By Jeremy Clay
In the end, the biggest surprise in Timewatch (8.05pm, Saturday, BBC2) had nothing to do with Stonehenge at all.
It came halfway through the show, when King Kong of the spider world suddenly tumbled out from underneath my sofa and performed a swift but incident-packed lap of honour round the front room, nimbly dodging each and every one of my lively but woefully inaccurate slipper-blows.
Timewatch, then, was always going to struggle to match that for drama. But it might have fared a little better if the programme hadn’t cheerfully given away its secrets so freely before it had even aired.
Like an over-enthusiastic auntie who can’t stop herself telling you what she’s got you for Christmas, the archaeologists on Timewatch had already spilled the beans on their findings. So by the time the opening credits rolled, we knew the good stuff.
Stonehenge wasn’t a celtic temple, they reckon, nor a giant astrological observatory or a cemetery.
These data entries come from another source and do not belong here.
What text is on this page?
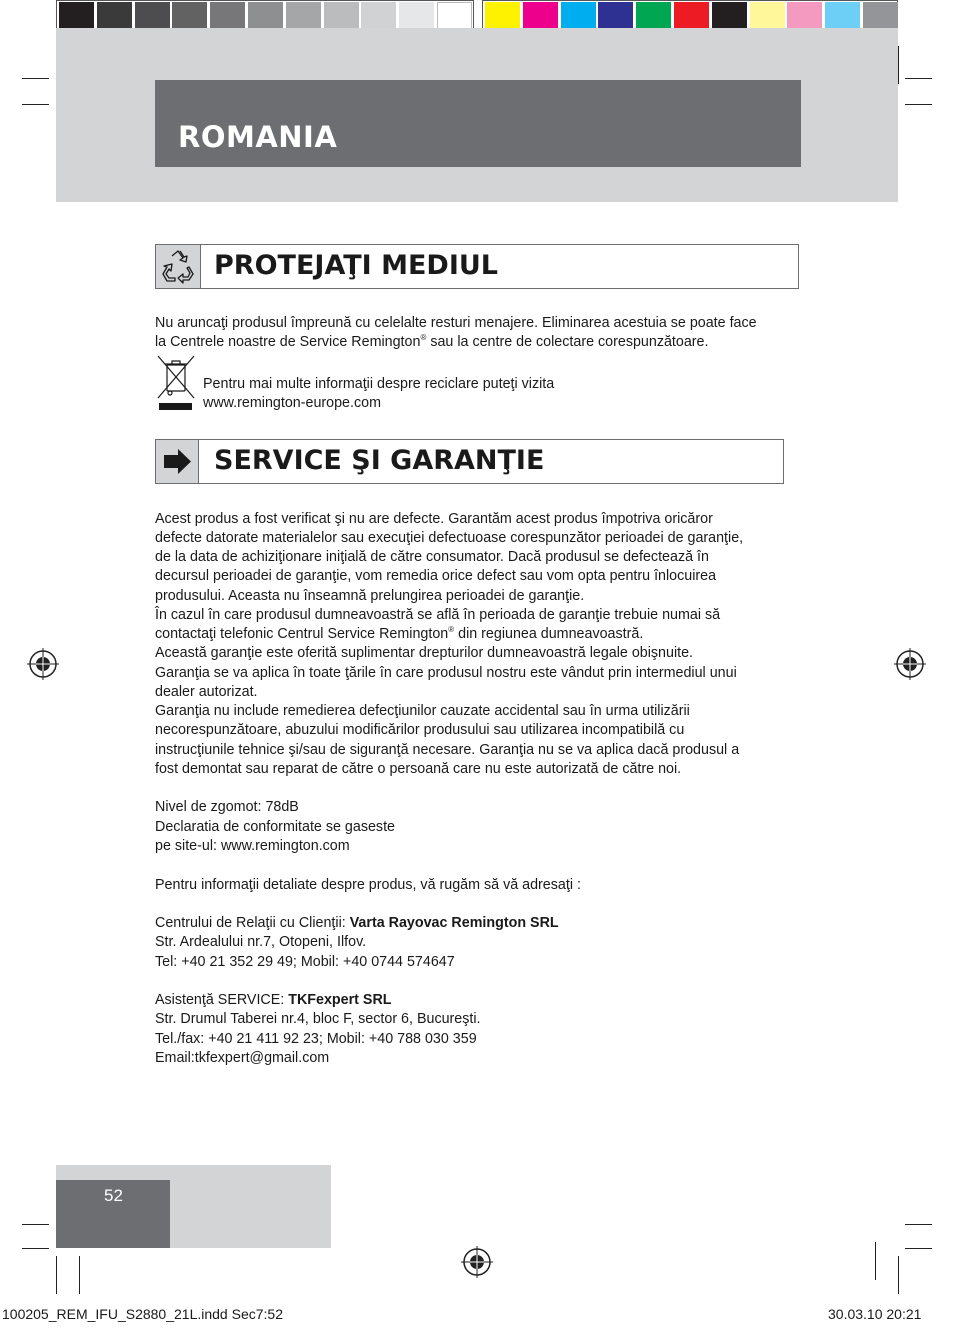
ROMANIA
PROTEJAŢI MEDIUL
Nu aruncaţi produsul împreună cu celelalte resturi menajere. Eliminarea acestuia se poate face
la Centrele noastre de Service Remington® sau la centre de colectare corespunzătoare.
Pentru mai multe informaţii despre reciclare puteţi vizita
www.remington-europe.com
SERVICE ŞI GARANŢIE
Acest produs a fost verificat şi nu are defecte. Garantăm acest produs împotriva oricăror
defecte datorate materialelor sau execuţiei defectuoase corespunzător perioadei de garanţie,
de la data de achiziţionare iniţială de către consumator. Dacă produsul se defectează în
decursul perioadei de garanţie, vom remedia orice defect sau vom opta pentru înlocuirea
produsului. Aceasta nu înseamnă prelungirea perioadei de garanţie.
În cazul în care produsul dumneavoastră se află în perioada de garanţie trebuie numai să
contactaţi telefonic Centrul Service Remington® din regiunea dumneavoastră.
Această garanţie este oferită suplimentar drepturilor dumneavoastră legale obişnuite.
Garanţia se va aplica în toate ţările în care produsul nostru este vândut prin intermediul unui
dealer autorizat.
Garanţia nu include remedierea defecţiunilor cauzate accidental sau în urma utilizării
necorespunzătoare, abuzului modificărilor produsului sau utilizarea incompatibilă cu
instrucţiunile tehnice şi/sau de siguranţă necesare. Garanţia nu se va aplica dacă produsul a
fost demontat sau reparat de către o persoană care nu este autorizată de către noi.
Nivel de zgomot: 78dB
Declaratia de conformitate se gaseste
pe site-ul: www.remington.com
Pentru informaţii detaliate despre produs, vă rugăm să vă adresaţi :
Centrului de Relaţii cu Clienţii: Varta Rayovac Remington SRL
Str. Ardealului nr.7, Otopeni, Ilfov.
Tel: +40 21 352 29 49; Mobil: +40 0744 574647
Asistenţă SERVICE: TKFexpert SRL
Str. Drumul Taberei nr.4, bloc F, sector 6, Bucureşti.
Tel./fax: +40 21 411 92 23; Mobil: +40 788 030 359
Email:tkfexpert@gmail.com
52
100205_REM_IFU_S2880_21L.indd Sec7:52	30.03.10 20:21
Neither was it a large-print calculator, a landing site for UFOs or an enormous abandoned game of Jenga.
Nope, it was a healing centre: the Lourdes of the prehistoric world, or “A&E for southern England,” as one digger put it.
Which must have been a comfort for the chap whose body was unearthed nearby, his ribs dotted with arrowhead holes. “Well, if you’re going to get hit by a murderous volley,” he must have reasoned, before losing consciousness, “what better place for it to happen ...”
The archeologists hit on this new notion after finding a liberal sprinkling of bluestone fragments lying around in the dirt. Bluestone, apparently, was cherished for its magical properties.
These bits, they surmise, were pick-me-up keepsakes for the infirm.
And it seems word got out that Stonehenge was dispensing ancient Aspirin: some of the (also injured) skeletons found nearby had come from as far away as the Alps.
So Stonehenge Hospital it is. All they need to find now is the WRVS shop where you could buy a cuppa and a card reading So Sorry To Hear You Were Casually Maimed With An Axe.
But what Timewatch lacked in fancy-that revelations it more than made up for in eye-candy camerawork.
It looked beautiful. I quite fancy going. Maybe even tonight, before the next alarming bout of arachnid time-trials across my floor.